If we were never in the pit, we’d miss God at his best. We’d never see him lift us out. We’d never experience his arms around us and never feel the solid rock under our feet when he sets us down. We’d miss all the wonderful ways he does it, the people through whom he so often does it. Without the pit, we’d easily think of God as history. If we worshipped him, it would be for what he once did and who he once was. We’d praise him, if at all, for other peoples’ stories. And we’d never expect, or even think we should expect, that our God is living and active and wants us to be part of his story too.

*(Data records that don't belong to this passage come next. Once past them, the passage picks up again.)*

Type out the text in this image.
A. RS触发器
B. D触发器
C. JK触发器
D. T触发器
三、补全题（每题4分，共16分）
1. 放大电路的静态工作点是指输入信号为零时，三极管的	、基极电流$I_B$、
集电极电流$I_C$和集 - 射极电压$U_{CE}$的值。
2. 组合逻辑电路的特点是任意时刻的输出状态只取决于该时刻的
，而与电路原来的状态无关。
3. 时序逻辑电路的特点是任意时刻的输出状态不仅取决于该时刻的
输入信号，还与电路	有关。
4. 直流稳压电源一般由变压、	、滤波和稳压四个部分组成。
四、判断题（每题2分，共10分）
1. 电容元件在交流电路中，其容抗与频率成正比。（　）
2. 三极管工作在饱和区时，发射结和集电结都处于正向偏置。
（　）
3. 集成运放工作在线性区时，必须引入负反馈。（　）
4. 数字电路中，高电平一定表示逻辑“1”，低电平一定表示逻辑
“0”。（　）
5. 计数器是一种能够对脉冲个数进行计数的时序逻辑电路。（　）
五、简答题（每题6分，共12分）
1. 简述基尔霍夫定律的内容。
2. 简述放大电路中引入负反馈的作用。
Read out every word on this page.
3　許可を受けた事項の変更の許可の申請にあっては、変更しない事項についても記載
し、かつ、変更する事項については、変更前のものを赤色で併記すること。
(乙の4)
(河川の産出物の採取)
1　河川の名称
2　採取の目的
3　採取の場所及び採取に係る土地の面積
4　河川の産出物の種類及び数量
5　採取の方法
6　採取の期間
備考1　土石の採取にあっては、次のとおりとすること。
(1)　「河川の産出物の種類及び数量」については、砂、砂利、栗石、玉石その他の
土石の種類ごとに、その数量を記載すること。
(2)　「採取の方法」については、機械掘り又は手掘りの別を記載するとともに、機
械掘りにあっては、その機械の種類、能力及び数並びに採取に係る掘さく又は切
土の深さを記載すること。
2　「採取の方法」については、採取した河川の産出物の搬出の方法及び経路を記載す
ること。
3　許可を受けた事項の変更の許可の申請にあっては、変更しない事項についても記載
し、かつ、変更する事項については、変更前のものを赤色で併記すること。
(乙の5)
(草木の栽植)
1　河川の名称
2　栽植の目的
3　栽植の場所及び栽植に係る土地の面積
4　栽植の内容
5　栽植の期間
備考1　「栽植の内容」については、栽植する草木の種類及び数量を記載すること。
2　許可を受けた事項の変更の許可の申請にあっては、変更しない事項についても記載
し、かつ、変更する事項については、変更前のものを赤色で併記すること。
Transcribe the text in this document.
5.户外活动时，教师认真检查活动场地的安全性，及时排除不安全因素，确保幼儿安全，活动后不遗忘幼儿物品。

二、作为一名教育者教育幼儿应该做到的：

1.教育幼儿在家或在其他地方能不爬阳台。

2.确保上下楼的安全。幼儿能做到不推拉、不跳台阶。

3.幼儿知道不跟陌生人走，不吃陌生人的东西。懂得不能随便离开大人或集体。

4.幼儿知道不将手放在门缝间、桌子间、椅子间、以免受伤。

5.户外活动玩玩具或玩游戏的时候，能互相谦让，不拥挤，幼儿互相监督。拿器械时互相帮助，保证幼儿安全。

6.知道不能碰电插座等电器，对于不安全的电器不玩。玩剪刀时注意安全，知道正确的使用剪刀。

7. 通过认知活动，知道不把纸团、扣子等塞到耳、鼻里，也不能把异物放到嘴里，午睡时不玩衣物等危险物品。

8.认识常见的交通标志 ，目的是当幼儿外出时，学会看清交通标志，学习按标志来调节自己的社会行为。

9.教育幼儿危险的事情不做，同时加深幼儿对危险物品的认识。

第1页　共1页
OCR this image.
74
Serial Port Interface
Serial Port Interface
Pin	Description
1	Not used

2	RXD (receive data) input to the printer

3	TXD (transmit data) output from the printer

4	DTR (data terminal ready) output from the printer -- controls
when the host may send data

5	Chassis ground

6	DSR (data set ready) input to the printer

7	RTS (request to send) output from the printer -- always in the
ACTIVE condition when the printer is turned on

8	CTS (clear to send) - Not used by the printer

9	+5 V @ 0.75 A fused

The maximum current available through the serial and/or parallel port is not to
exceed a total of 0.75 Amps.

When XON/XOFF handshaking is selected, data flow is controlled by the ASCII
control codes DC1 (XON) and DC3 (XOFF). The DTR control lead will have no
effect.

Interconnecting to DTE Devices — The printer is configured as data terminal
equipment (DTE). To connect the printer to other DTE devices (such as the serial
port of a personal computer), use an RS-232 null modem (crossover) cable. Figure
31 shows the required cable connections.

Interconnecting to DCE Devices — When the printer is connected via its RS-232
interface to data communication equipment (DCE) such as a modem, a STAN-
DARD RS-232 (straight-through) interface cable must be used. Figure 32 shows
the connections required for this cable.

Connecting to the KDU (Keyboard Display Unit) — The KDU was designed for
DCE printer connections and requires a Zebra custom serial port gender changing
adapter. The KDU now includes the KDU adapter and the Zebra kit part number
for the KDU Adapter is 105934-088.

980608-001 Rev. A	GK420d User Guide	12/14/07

In his peoples’ experience, God is often a second-half God. From our perspective, he comes from behind. For his own reasons, he often seems to choose to keep his intervention waiting until we’re in the pit already. His people have experienced that again and again: between Egypt’s armies and the Red Sea, or facing a deadly disease, or from deep in the depths of exile. Jesus was himself no stranger to the pit: he felt the worst of this world, experienced the depths to which human beings could sink, and even cried out in despair that God seemed far away. And yet in his resurrection God lifted him out of the pit, and in doing so proclaimed that our pits won’t hold us, either.
“He put a new song in my mouth,” the psalmist said. When God raised him out of his pit, it gave him new reason to worship and a new vocabulary to use. In Christ, we all have reason to worship, a new song to sing. On some level, we no longer wait for God’s salvation: we have received it in Jesus. We wait for it to be known in its fullness. But, in a very real way, he has already lifted us out of the darkest pits of death, sin, and despair. So raise your voice in the new song he has put in your mouth, and wait to see his deliverance.
He’s best in the second half. You’ll see.